Le petit jour vint, Mlle Culot souriait en fermant les yeux, à moitié
endormie. Tout à coup :
- Écoutez !... dit-elle.
J’écoutai. Dans le silence du Paris matinal, mille bruits naissaient,
très distincts, n’étant pas encore couverts par l’assourdissant
brouhaha que fait quelques heures plus tard la cohue des passants et
des voitures.
Sous la fenêtre, un cri monta, plaintif et doux comme une mélopée : Mouron pour les petits oiseaux
!
- Ça, fit Mlle Culot, c’est mon petit frère.
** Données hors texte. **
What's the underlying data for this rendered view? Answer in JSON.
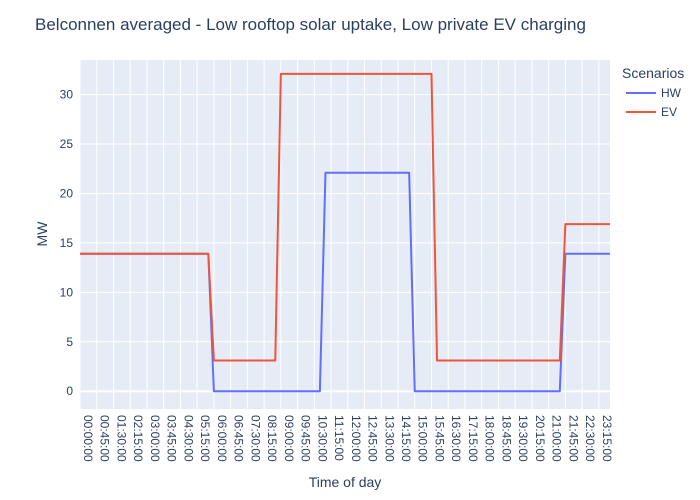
{
  "chart_data": {
    "type": "line",
    "title": "Belconnen averaged - Low rooftop solar uptake, Low private EV charging",
    "xlabel": "Time of day",
    "ylabel": "MW",
    "legend_title": "Scenarios",
    "legend_position": "top-right",
    "grid": true,
    "ylim": [
      -1.8,
      33.5
    ],
    "yticks": [
      0,
      5,
      10,
      15,
      20,
      25,
      30
    ],
    "x_tick_labels": [
      "00:00:00",
      "00:45:00",
      "01:30:00",
      "02:15:00",
      "03:00:00",
      "03:45:00",
      "04:30:00",
      "05:15:00",
      "06:00:00",
      "06:45:00",
      "07:30:00",
      "08:15:00",
      "09:00:00",
      "09:45:00",
      "10:30:00",
      "11:15:00",
      "12:00:00",
      "12:45:00",
      "13:30:00",
      "14:15:00",
      "15:00:00",
      "15:45:00",
      "16:30:00",
      "17:15:00",
      "18:00:00",
      "18:45:00",
      "19:30:00",
      "20:15:00",
      "21:00:00",
      "21:45:00",
      "22:30:00",
      "23:15:00"
    ],
    "x_range": [
      "00:00:00",
      "23:45:00"
    ],
    "series": [
      {
        "name": "HW",
        "color": "#636efa",
        "points": [
          [
            "00:00:00",
            13.9
          ],
          [
            "05:45:00",
            13.9
          ],
          [
            "06:00:00",
            0
          ],
          [
            "10:45:00",
            0
          ],
          [
            "11:00:00",
            22.1
          ],
          [
            "14:45:00",
            22.1
          ],
          [
            "15:00:00",
            0
          ],
          [
            "21:30:00",
            0
          ],
          [
            "21:45:00",
            13.9
          ],
          [
            "23:45:00",
            13.9
          ]
        ]
      },
      {
        "name": "EV",
        "color": "#ef553b",
        "points": [
          [
            "00:00:00",
            13.9
          ],
          [
            "05:45:00",
            13.9
          ],
          [
            "06:00:00",
            3.1
          ],
          [
            "08:45:00",
            3.1
          ],
          [
            "09:00:00",
            32.1
          ],
          [
            "15:45:00",
            32.1
          ],
          [
            "16:00:00",
            3.1
          ],
          [
            "21:30:00",
            3.1
          ],
          [
            "21:45:00",
            16.9
          ],
          [
            "23:45:00",
            16.9
          ]
        ]
      }
    ]
  }
}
Et d’un ton qu’elle s’efforçait de rendre modeste, mais qui cachait mal
un légitime orgueil familial, rouge de plaisir, elle ajouta :
- Il n’a pas onze ans, il gagné déjà quinze sous par jour !...
Ferréol s’était tu.
- Et après ? demanda quelqu’un.
- Après ? c’est tout.
Le jour même, je rejoignis mon poste à l’armée. Puis vint le siège, la
Commune. Que fit-elle, pauvre oiseau perdu comme tant d’autres dans la
fumée des fusillades et des incendies, que devint-elle ? Je l’ignore ;
jamais plus je ne l’ai revue ! Mais le destin, il faut l’espérer, aura
fini par te payer un fort arriéré de bonne chance ; il te le devait
bien, n’est-ce pas ? ô Mademoiselle Culot !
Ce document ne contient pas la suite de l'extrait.